In a message circulated by the Strengthening Democracy Network, Green Party of Canada (GPC) International Secretary Alison Lam blamed the country’s First Past the Post (FPTP) electoral system for the party’s disastrous 2025 federal election result — without acknowledging the deep unpopularity of the party’s recent pro-military shift.
Lam’s statement, framed for an international Green audience, portrayed the GPC as a victim of a structurally rigged system that rewards conformity and punishes authenticity.
“A flawed electoral system doesn’t just skew results, it rewires our understanding of what is considered to be democratic,” Lam wrote. “Voters become conditioned to believe that expressing their true preferences is naïve, that viable choices are limited to the two dominant parties, and that participation means picking the lesser evil. Politics becomes a game of avoidance, an institution of deception.”
She described the difficulties of gathering the 100 nomination signatures required to appear on the ballot, recounting distrust from voters and hostility toward third-party candidates.

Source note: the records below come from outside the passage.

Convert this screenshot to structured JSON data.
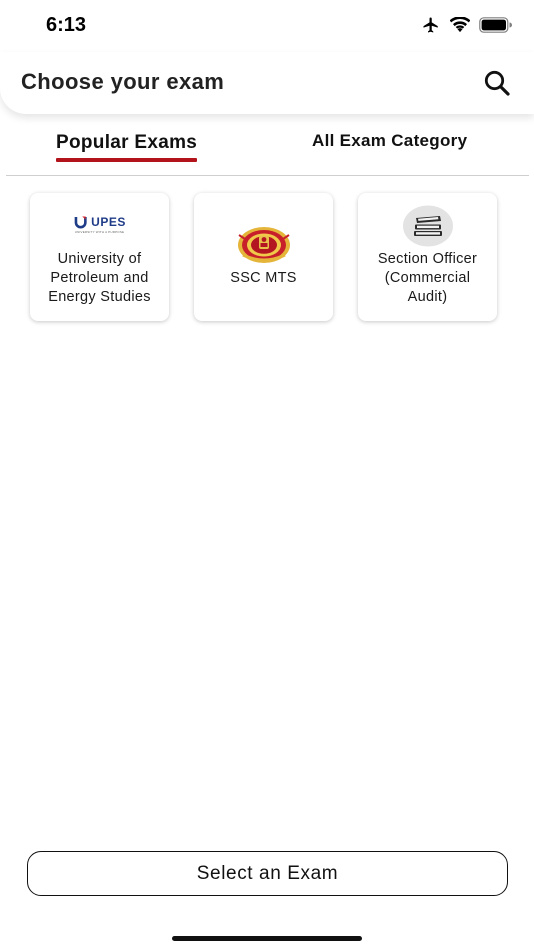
{
  "status_bar": {
    "time": "6:13",
    "icons": [
      "airplane-icon",
      "wifi-icon",
      "battery-icon"
    ]
  },
  "header": {
    "title": "Choose your exam",
    "search_icon": "search-icon"
  },
  "tabs": [
    {
      "label": "Popular Exams",
      "active": true
    },
    {
      "label": "All Exam Category",
      "active": false
    }
  ],
  "exams": [
    {
      "label": "University of Petroleum and Energy Studies",
      "logo": "upes-logo",
      "logo_text": "UPES",
      "logo_tagline": "UNIVERSITY WITH A PURPOSE"
    },
    {
      "label": "SSC MTS",
      "logo": "ssc-emblem-icon"
    },
    {
      "label": "Section Officer (Commercial Audit)",
      "logo": "books-icon"
    }
  ],
  "footer": {
    "select_button_label": "Select an Exam"
  },
  "colors": {
    "accent": "#b3141b",
    "upes_blue": "#1f3c88",
    "upes_red": "#d4252d",
    "text": "#111111",
    "background": "#ffffff"
  }
}
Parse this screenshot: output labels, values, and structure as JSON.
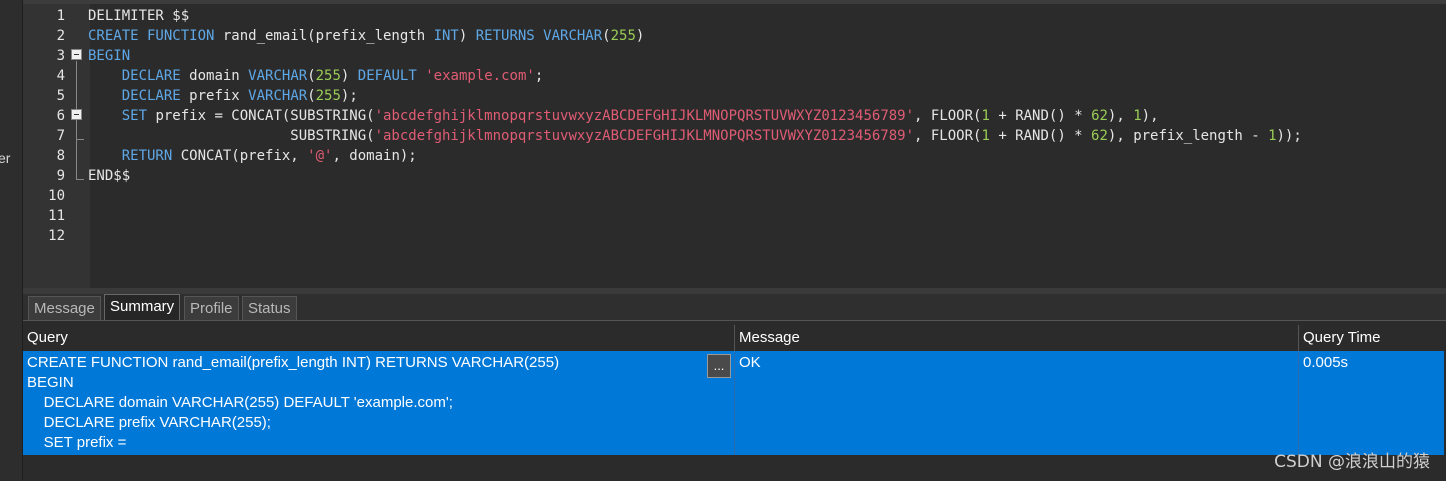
{
  "left_strip_text": "er",
  "editor": {
    "lines": [
      {
        "n": "1",
        "segs": [
          {
            "t": "DELIMITER $$",
            "c": "plain"
          }
        ]
      },
      {
        "n": "2",
        "segs": [
          {
            "t": "CREATE FUNCTION ",
            "c": "kw"
          },
          {
            "t": "rand_email(prefix_length ",
            "c": "plain"
          },
          {
            "t": "INT",
            "c": "kw"
          },
          {
            "t": ") ",
            "c": "plain"
          },
          {
            "t": "RETURNS VARCHAR",
            "c": "kw"
          },
          {
            "t": "(",
            "c": "plain"
          },
          {
            "t": "255",
            "c": "num"
          },
          {
            "t": ")",
            "c": "plain"
          }
        ]
      },
      {
        "n": "3",
        "segs": [
          {
            "t": "BEGIN",
            "c": "kw"
          }
        ]
      },
      {
        "n": "4",
        "segs": [
          {
            "t": "    ",
            "c": "plain"
          },
          {
            "t": "DECLARE",
            "c": "kw"
          },
          {
            "t": " domain ",
            "c": "plain"
          },
          {
            "t": "VARCHAR",
            "c": "kw"
          },
          {
            "t": "(",
            "c": "plain"
          },
          {
            "t": "255",
            "c": "num"
          },
          {
            "t": ") ",
            "c": "plain"
          },
          {
            "t": "DEFAULT",
            "c": "kw"
          },
          {
            "t": " ",
            "c": "plain"
          },
          {
            "t": "'example.com'",
            "c": "str"
          },
          {
            "t": ";",
            "c": "plain"
          }
        ]
      },
      {
        "n": "5",
        "segs": [
          {
            "t": "    ",
            "c": "plain"
          },
          {
            "t": "DECLARE",
            "c": "kw"
          },
          {
            "t": " prefix ",
            "c": "plain"
          },
          {
            "t": "VARCHAR",
            "c": "kw"
          },
          {
            "t": "(",
            "c": "plain"
          },
          {
            "t": "255",
            "c": "num"
          },
          {
            "t": ");",
            "c": "plain"
          }
        ]
      },
      {
        "n": "6",
        "segs": [
          {
            "t": "    ",
            "c": "plain"
          },
          {
            "t": "SET",
            "c": "kw"
          },
          {
            "t": " prefix = CONCAT(SUBSTRING(",
            "c": "plain"
          },
          {
            "t": "'abcdefghijklmnopqrstuvwxyzABCDEFGHIJKLMNOPQRSTUVWXYZ0123456789'",
            "c": "str"
          },
          {
            "t": ", FLOOR(",
            "c": "plain"
          },
          {
            "t": "1",
            "c": "num"
          },
          {
            "t": " + RAND() * ",
            "c": "plain"
          },
          {
            "t": "62",
            "c": "num"
          },
          {
            "t": "), ",
            "c": "plain"
          },
          {
            "t": "1",
            "c": "num"
          },
          {
            "t": "),",
            "c": "plain"
          }
        ]
      },
      {
        "n": "7",
        "segs": [
          {
            "t": "                        SUBSTRING(",
            "c": "plain"
          },
          {
            "t": "'abcdefghijklmnopqrstuvwxyzABCDEFGHIJKLMNOPQRSTUVWXYZ0123456789'",
            "c": "str"
          },
          {
            "t": ", FLOOR(",
            "c": "plain"
          },
          {
            "t": "1",
            "c": "num"
          },
          {
            "t": " + RAND() * ",
            "c": "plain"
          },
          {
            "t": "62",
            "c": "num"
          },
          {
            "t": "), prefix_length - ",
            "c": "plain"
          },
          {
            "t": "1",
            "c": "num"
          },
          {
            "t": "));",
            "c": "plain"
          }
        ]
      },
      {
        "n": "8",
        "segs": [
          {
            "t": "    ",
            "c": "plain"
          },
          {
            "t": "RETURN",
            "c": "kw"
          },
          {
            "t": " CONCAT(prefix, ",
            "c": "plain"
          },
          {
            "t": "'@'",
            "c": "str"
          },
          {
            "t": ", domain);",
            "c": "plain"
          }
        ]
      },
      {
        "n": "9",
        "segs": [
          {
            "t": "END$$",
            "c": "plain"
          }
        ]
      },
      {
        "n": "10",
        "segs": []
      },
      {
        "n": "11",
        "segs": []
      },
      {
        "n": "12",
        "segs": []
      }
    ],
    "colors": {
      "kw": "#5fa8e8",
      "str": "#e05c74",
      "num": "#9acd57",
      "plain": "#e6e6e6"
    }
  },
  "tabs": [
    {
      "label": "Message",
      "active": false
    },
    {
      "label": "Summary",
      "active": true
    },
    {
      "label": "Profile",
      "active": false
    },
    {
      "label": "Status",
      "active": false
    }
  ],
  "grid": {
    "headers": {
      "query": "Query",
      "message": "Message",
      "time": "Query Time"
    },
    "row": {
      "query": "CREATE FUNCTION rand_email(prefix_length INT) RETURNS VARCHAR(255)\nBEGIN\n    DECLARE domain VARCHAR(255) DEFAULT 'example.com';\n    DECLARE prefix VARCHAR(255);\n    SET prefix =",
      "message": "OK",
      "time": "0.005s",
      "expand_label": "..."
    }
  },
  "watermark": "CSDN @浪浪山的猿"
}
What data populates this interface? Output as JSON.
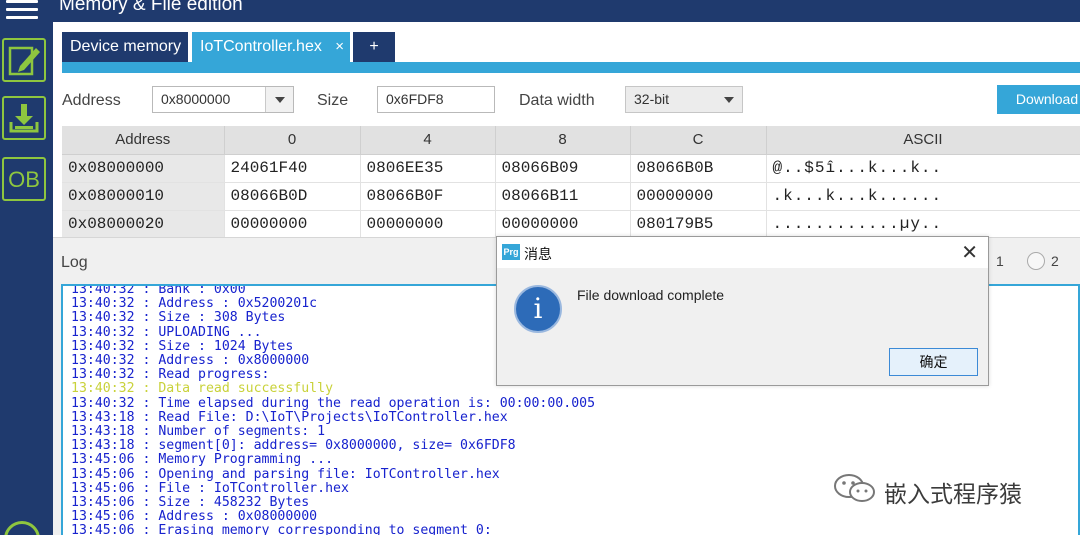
{
  "app": {
    "title": "Memory & File edition"
  },
  "sidebar": {
    "items": [
      {
        "name": "menu-icon"
      },
      {
        "name": "edit-icon"
      },
      {
        "name": "download-icon"
      },
      {
        "name": "option-bytes",
        "label": "OB"
      }
    ],
    "accent": "#8ec63f",
    "background": "#1f3a6e"
  },
  "tabs": {
    "items": [
      {
        "label": "Device memory"
      },
      {
        "label": "IoTController.hex",
        "close": "×"
      },
      {
        "label": "+"
      }
    ],
    "active_color": "#35a6d8"
  },
  "toolbar": {
    "address_label": "Address",
    "address_value": "0x8000000",
    "size_label": "Size",
    "size_value": "0x6FDF8",
    "data_width_label": "Data width",
    "data_width_value": "32-bit",
    "download_label": "Download"
  },
  "memory_table": {
    "columns": [
      "Address",
      "0",
      "4",
      "8",
      "C",
      "ASCII"
    ],
    "rows": [
      [
        "0x08000000",
        "24061F40",
        "0806EE35",
        "08066B09",
        "08066B0B",
        "@..$5î...k...k.."
      ],
      [
        "0x08000010",
        "08066B0D",
        "08066B0F",
        "08066B11",
        "00000000",
        ".k...k...k......"
      ],
      [
        "0x08000020",
        "00000000",
        "00000000",
        "00000000",
        "080179B5",
        "............µy.."
      ]
    ]
  },
  "log": {
    "title": "Log",
    "radio_labels": [
      "1",
      "2"
    ],
    "lines": [
      {
        "time": "13:40:32",
        "text": "Bank : 0x00"
      },
      {
        "time": "13:40:32",
        "text": "Address : 0x5200201c"
      },
      {
        "time": "13:40:32",
        "text": "Size : 308 Bytes"
      },
      {
        "time": "13:40:32",
        "text": "UPLOADING ..."
      },
      {
        "time": "13:40:32",
        "text": "Size : 1024 Bytes"
      },
      {
        "time": "13:40:32",
        "text": "Address : 0x8000000"
      },
      {
        "time": "13:40:32",
        "text": "Read progress:"
      },
      {
        "time": "13:40:32",
        "text": "Data read successfully",
        "status": "success"
      },
      {
        "time": "13:40:32",
        "text": "Time elapsed during the read operation is: 00:00:00.005"
      },
      {
        "time": "13:43:18",
        "text": "Read File: D:\\IoT\\Projects\\IoTController.hex"
      },
      {
        "time": "13:43:18",
        "text": "Number of segments: 1"
      },
      {
        "time": "13:43:18",
        "text": "segment[0]: address= 0x8000000, size= 0x6FDF8"
      },
      {
        "time": "13:45:06",
        "text": "Memory Programming ..."
      },
      {
        "time": "13:45:06",
        "text": "Opening and parsing file: IoTController.hex"
      },
      {
        "time": "13:45:06",
        "text": "File : IoTController.hex"
      },
      {
        "time": "13:45:06",
        "text": "Size : 458232 Bytes"
      },
      {
        "time": "13:45:06",
        "text": "Address : 0x08000000"
      },
      {
        "time": "13:45:06",
        "text": "Erasing memory corresponding to segment 0:"
      }
    ],
    "text_color": "#1722ce",
    "success_color": "#c9d23a"
  },
  "dialog": {
    "app_icon": "Prg",
    "title": "消息",
    "close": "✕",
    "message": "File download complete",
    "icon": "info-icon",
    "ok_label": "确定"
  },
  "watermark": {
    "text": "嵌入式程序猿"
  }
}
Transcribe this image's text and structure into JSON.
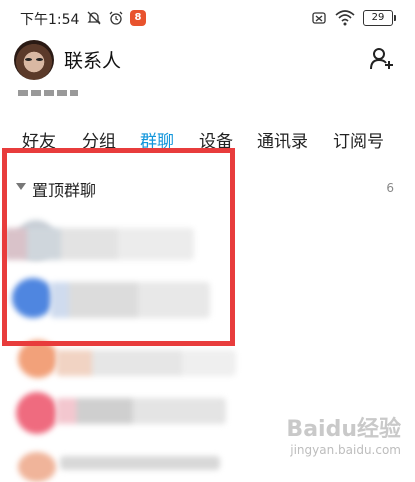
{
  "status_bar": {
    "time": "下午1:54",
    "app_badge_text": "8",
    "battery": "29"
  },
  "header": {
    "title": "联系人"
  },
  "tabs": [
    {
      "label": "好友"
    },
    {
      "label": "分组"
    },
    {
      "label": "群聊",
      "active": true
    },
    {
      "label": "设备"
    },
    {
      "label": "通讯录"
    },
    {
      "label": "订阅号"
    }
  ],
  "section": {
    "label": "置顶群聊",
    "count": "6"
  },
  "watermark": {
    "brand": "Baidu经验",
    "url": "jingyan.baidu.com"
  },
  "colors": {
    "active_tab": "#1296db",
    "highlight_box": "#e83c3c"
  }
}
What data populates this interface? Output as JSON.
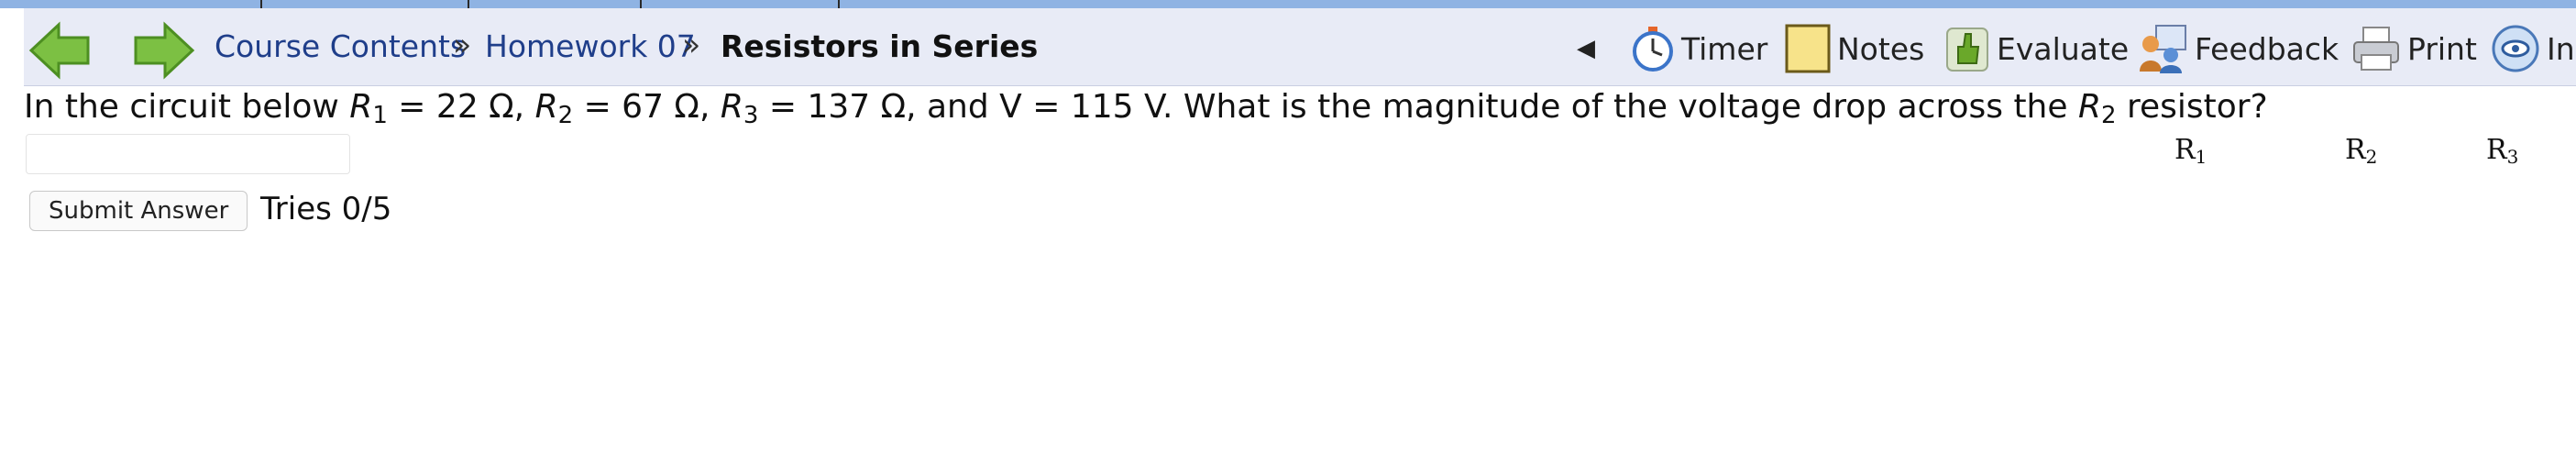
{
  "breadcrumb": {
    "course_contents": "Course Contents",
    "separator": "»",
    "homework": "Homework 07",
    "current": "Resistors in Series"
  },
  "toolbar": {
    "collapse_arrow": "◀",
    "timer": "Timer",
    "notes": "Notes",
    "evaluate": "Evaluate",
    "feedback": "Feedback",
    "print": "Print",
    "info": "In"
  },
  "question": {
    "p1": "In the circuit below ",
    "r1_sym": "R",
    "r1_sub": "1",
    "p2": " = 22 Ω, ",
    "r2_sym": "R",
    "r2_sub": "2",
    "p3": " = 67 Ω, ",
    "r3_sym": "R",
    "r3_sub": "3",
    "p4": " = 137 Ω, and V = 115 V. What is the magnitude of the voltage drop across the ",
    "r2b_sym": "R",
    "r2b_sub": "2",
    "p5": " resistor?"
  },
  "answer": {
    "value": "",
    "placeholder": ""
  },
  "submit": {
    "label": "Submit Answer"
  },
  "tries": {
    "text": "Tries 0/5"
  },
  "circuit_labels": [
    {
      "sym": "R",
      "sub": "1"
    },
    {
      "sym": "R",
      "sub": "2"
    },
    {
      "sym": "R",
      "sub": "3"
    }
  ],
  "colors": {
    "top_strip": "#8fb3e3",
    "navbar_bg": "#e8ebf6",
    "link": "#1f3e8a",
    "arrow_green": "#7cc043"
  },
  "icons": [
    "back-arrow-icon",
    "forward-arrow-icon",
    "timer-icon",
    "notes-icon",
    "evaluate-icon",
    "feedback-icon",
    "print-icon",
    "info-icon"
  ]
}
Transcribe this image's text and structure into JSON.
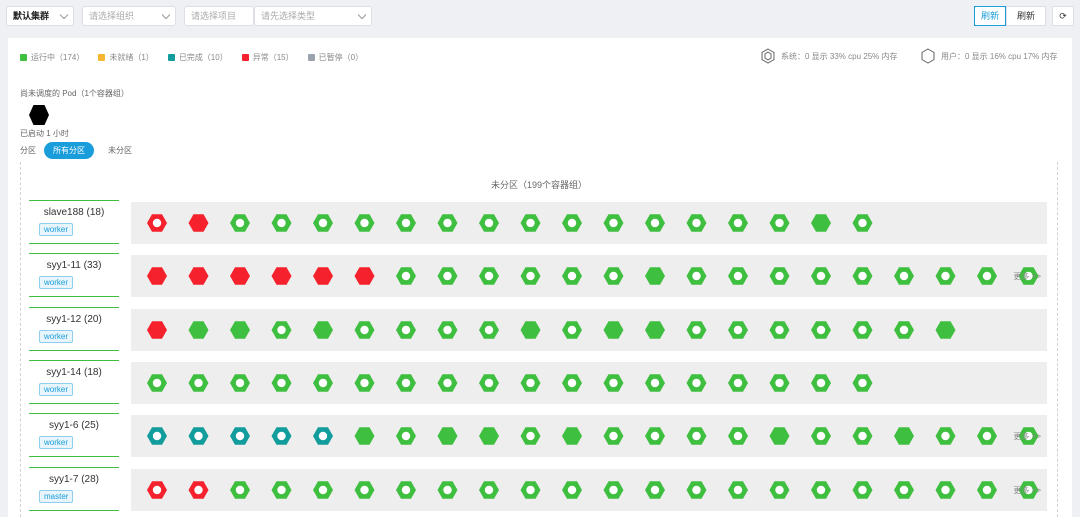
{
  "toolbar": {
    "cluster_select": "默认集群",
    "group_select": "请选择组织",
    "project_select": "请选择项目",
    "type_select": "请先选择类型",
    "btn_new": "刷新",
    "btn_refresh": "刷新",
    "btn_sync": "⟳"
  },
  "legend": [
    {
      "label": "运行中（174）",
      "color": "#3fbf3f"
    },
    {
      "label": "未就绪（1）",
      "color": "#f5b731"
    },
    {
      "label": "已完成（10）",
      "color": "#129c9c"
    },
    {
      "label": "异常（15）",
      "color": "#f5222d"
    },
    {
      "label": "已暂停（0）",
      "color": "#9aa3ad"
    }
  ],
  "sys": {
    "system_text": "系统：0 显示  33% cpu  25% 内存",
    "user_text": "用户：0 显示  16% cpu  17% 内存"
  },
  "unscheduled": {
    "title": "尚未调度的 Pod（1个容器组）",
    "caption": "已启动 1 小时"
  },
  "tabs": {
    "label": "分区",
    "all": "所有分区",
    "none": "未分区"
  },
  "panel_title": "未分区（199个容器组）",
  "more_label": "更多 >>",
  "colors": {
    "green": "#3fbf3f",
    "red": "#f5222d",
    "teal": "#129c9c"
  },
  "nodes": [
    {
      "name": "slave188 (18)",
      "tag": "worker",
      "more": false,
      "pods": [
        "ro",
        "rf",
        "go",
        "go",
        "go",
        "go",
        "go",
        "go",
        "go",
        "go",
        "go",
        "go",
        "go",
        "go",
        "go",
        "go",
        "gf",
        "go"
      ]
    },
    {
      "name": "syy1-11 (33)",
      "tag": "worker",
      "more": true,
      "pods": [
        "rf",
        "rf",
        "rf",
        "rf",
        "rf",
        "rf",
        "go",
        "go",
        "go",
        "go",
        "go",
        "go",
        "gf",
        "go",
        "go",
        "go",
        "go",
        "go",
        "go",
        "go",
        "go",
        "go"
      ]
    },
    {
      "name": "syy1-12 (20)",
      "tag": "worker",
      "more": false,
      "pods": [
        "rf",
        "gf",
        "gf",
        "go",
        "gf",
        "go",
        "go",
        "go",
        "go",
        "gf",
        "go",
        "gf",
        "gf",
        "go",
        "go",
        "go",
        "go",
        "go",
        "go",
        "gf"
      ]
    },
    {
      "name": "syy1-14 (18)",
      "tag": "worker",
      "more": false,
      "pods": [
        "go",
        "go",
        "go",
        "go",
        "go",
        "go",
        "go",
        "go",
        "go",
        "go",
        "go",
        "go",
        "go",
        "go",
        "go",
        "go",
        "go",
        "go"
      ]
    },
    {
      "name": "syy1-6 (25)",
      "tag": "worker",
      "more": true,
      "pods": [
        "to",
        "to",
        "to",
        "to",
        "to",
        "gf",
        "go",
        "gf",
        "gf",
        "go",
        "gf",
        "go",
        "go",
        "go",
        "go",
        "gf",
        "go",
        "go",
        "gf",
        "go",
        "go",
        "go"
      ]
    },
    {
      "name": "syy1-7 (28)",
      "tag": "master",
      "more": true,
      "pods": [
        "ro",
        "ro",
        "go",
        "go",
        "go",
        "go",
        "go",
        "go",
        "go",
        "go",
        "go",
        "go",
        "go",
        "go",
        "go",
        "go",
        "go",
        "go",
        "go",
        "go",
        "go",
        "go"
      ]
    }
  ]
}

“Repeatedly, I encountered open hostility and slammed doors,” she said, adding that “many voters only wanted two (if not one)” candidate on the ballot.
Lam argued that strategic voting distorted the election outcome, preventing many Canadians from supporting smaller parties like the Greens.
“I normally vote Green, and I would have loved to vote for you, but I needed to vote for X so that Y doesn’t form government,” she quoted one voter as saying.
While Lam made the case for proportional representation — praising Germany’s mixed-member proportional system and Australia’s ranked choice voting — she omitted any discussion of why so many former Green supporters abandoned the party this year.
The GPC retained only one seat and lost another by just 375 votes, but the reasons for this collapse extend far beyond Canada’s voting rules. Under Elizabeth May and Jonathan Pedneault, the party embraced a militarist message unprecedented in its history, including calls for Arctic militarization, expanding Canada’s armed forces, and creating a massive national civil defence corps. These policies alienated long-time Green voters who had supported the party for its anti-war principles.
By framing the loss entirely as a product of electoral mechanics, Lam sidesteps the uncomfortable reality that the party’s radical shift from an anti-war movement to a pro-military platform was deeply unpopular with its base.
In the end, Lam’s letter offers no acknowledgment of the party’s own strategic and ideological missteps. The GPC establishment takes no responsibility for its collapse and shows no sign of looking inward.